Королю так же необходимо покорять сердца своих подданных, как и города.
Фюретьер
Покорение сердец – это великая победа.
Бальтазар Грасиан
Монарх, который не любит свой народ, может быть великим человеком, но не может быть великим королем.
Вовнарг
Мы должны заботиться о благе своих подданных больше, чем о своем собственном. Мне представляется, что наши подданные являются составной частью нас самих, ибо мы голова, а они члены одного и того же тела.
Людовик XIV
Вооруженный мир был, как мы видели, не периодом завоевательного империализма, а временем обустройства, направленного на выравнивание государственных границ и «округление» территории Франции. Если бы надо было во что бы то ни стало провести исследования королевских завоеваний в победоносной Франции после заключения Нимвегенского мира, то оказалось бы, что это были исключительно внутренние завоевания. Они всегда считались победами короля, даже когда Людовик XIV привлекал к своей политике и управлению небольшую когорту своих лучших сотрудников.
Многосторонняя политика монарха всегда была подчинена единому плану: речь неизменно шла о величии, единстве и сплоченности королевства. «Хорошо управляемое королевство – это королевство, в котором трудятся неустанно, в меру своих сил, чтобы росло население; чтобы люди хорошо обрабатывали землю; чтобы все хорошо ели, если они работают; чтобы не было ни лодырей, ни бродяг; чтобы воздавалось по заслугам; чтобы было наказание за любое нарушение; чтобы держать в повиновении все сословия, гильдии и частных лиц, как бы могущественны они ни были; чтобы король сам стремился умерить свою королевскую власть, не совершать никаких противозаконных актов из высокомерия, по капризу или слабости; чтобы он не доверялся ни министру, ни фавориту»{224}. Подобное определение внутренних задач хорошего главы государства и его администрации могло бы быть взято из «Мемуаров» Людовика XIV, ибо оно соответствует программе этого монарха и ее воплощению в жизнь. Но парадоксальным образом автором этого текста был Фенелон, который послал его в 1701 году маркизу де Лувилю в качестве руководства для юного Филиппа V. Фенелон хотел намекнуть на то, что политика, определяемая его девятью пунктами, сильно отличалась бы от той, которую проводил король Франции.

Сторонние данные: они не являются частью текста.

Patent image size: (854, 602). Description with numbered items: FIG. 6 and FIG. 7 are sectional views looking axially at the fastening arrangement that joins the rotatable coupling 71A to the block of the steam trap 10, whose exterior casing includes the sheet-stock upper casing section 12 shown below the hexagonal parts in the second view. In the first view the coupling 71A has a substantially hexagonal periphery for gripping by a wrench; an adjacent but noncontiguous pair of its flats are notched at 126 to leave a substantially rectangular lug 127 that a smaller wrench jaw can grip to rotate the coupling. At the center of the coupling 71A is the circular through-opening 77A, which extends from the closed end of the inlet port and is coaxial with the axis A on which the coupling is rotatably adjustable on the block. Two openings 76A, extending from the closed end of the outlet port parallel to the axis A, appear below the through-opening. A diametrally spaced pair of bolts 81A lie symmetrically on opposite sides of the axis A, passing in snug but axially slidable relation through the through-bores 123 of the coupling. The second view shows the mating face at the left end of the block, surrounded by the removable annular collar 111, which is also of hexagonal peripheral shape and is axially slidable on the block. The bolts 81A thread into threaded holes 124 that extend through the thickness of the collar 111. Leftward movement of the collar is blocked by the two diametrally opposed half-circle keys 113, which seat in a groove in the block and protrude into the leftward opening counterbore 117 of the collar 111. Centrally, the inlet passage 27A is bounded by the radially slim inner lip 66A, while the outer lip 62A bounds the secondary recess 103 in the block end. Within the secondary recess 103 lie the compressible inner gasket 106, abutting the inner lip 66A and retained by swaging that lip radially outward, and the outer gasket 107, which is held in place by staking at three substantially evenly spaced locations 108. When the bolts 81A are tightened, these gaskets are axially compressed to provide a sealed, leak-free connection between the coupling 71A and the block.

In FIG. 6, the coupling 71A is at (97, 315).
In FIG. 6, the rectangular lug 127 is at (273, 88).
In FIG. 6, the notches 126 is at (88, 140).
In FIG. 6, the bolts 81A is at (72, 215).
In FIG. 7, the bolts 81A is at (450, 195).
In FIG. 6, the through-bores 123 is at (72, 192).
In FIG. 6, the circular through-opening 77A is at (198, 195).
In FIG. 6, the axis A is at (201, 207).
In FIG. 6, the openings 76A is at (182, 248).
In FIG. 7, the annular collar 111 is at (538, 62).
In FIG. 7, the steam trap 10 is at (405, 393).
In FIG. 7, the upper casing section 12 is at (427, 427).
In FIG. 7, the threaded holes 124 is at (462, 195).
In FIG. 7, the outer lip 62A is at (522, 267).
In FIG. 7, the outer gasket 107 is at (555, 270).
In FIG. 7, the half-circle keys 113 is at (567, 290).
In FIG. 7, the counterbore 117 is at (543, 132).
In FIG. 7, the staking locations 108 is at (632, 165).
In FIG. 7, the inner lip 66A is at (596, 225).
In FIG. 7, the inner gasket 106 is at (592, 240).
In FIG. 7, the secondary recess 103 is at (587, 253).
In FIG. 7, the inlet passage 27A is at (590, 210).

Во всяком случае, король, когда он преследует глобальную цель (если не рациональную, то, по крайней мере, разумную), не старается навязать ее грубо или шаблонно. Слишком много здесь встречается препятствий. Он сам не картезианец и не абстрактный мыслитель, а здравомыслящий человек, и он советовал Монсеньору быть таковым. Его королевство разнолико: север, за линией Сен-Мало – Белле, более образован и трудолюбив; юг больше стремится сохранить особенности своего языка, образа жизни, душевного склада. Области с сильно укоренившимся протестантством противопоставляют себя контрреформистским провинциям. Провинции, в которых сохранились ассамблеи трех сословий и которые позже других вошли в состав королевства, сильно отличаются от финансовых округов, разделенных на элекции, управляемые элю. Внутренние границы усложняют товарные перевозки, и надо хорошо знать географию и налоговый режим, чтобы соблюдать постоянно изменяющиеся правила табели, этого тяжелого налога на соль. Кстати, мы еще не упоминали о разграничении частного права на северное и южное (на севере все в основном определяется «обычаями», а на юге – римским правом или «писаным правом»), а также о различиях между административными связями (пограничные провинции подчиняются государственному секретарю по военной части, а остальные в неравной степени трем другим министерским департаментам) и о частном случае, который представляет собой каждая недавно присоединенная провинция (Эльзас), или давно оккупированные (Лотарингия, Люксембург, Пинероло).
Кроме того, власть короля разделяется на военную власть губернаторов, которые очень редко долго удерживались на месте (по причине смерти или в силу непригодности), и на власть морских интендантов; на церковную власть епископов (которых король назначает, следит за ними, поддерживает при необходимости и которые играют важную роль, способствуя послушанию и лояльности); наконец, на гражданскую власть, которая в большей степени принадлежит интендантам.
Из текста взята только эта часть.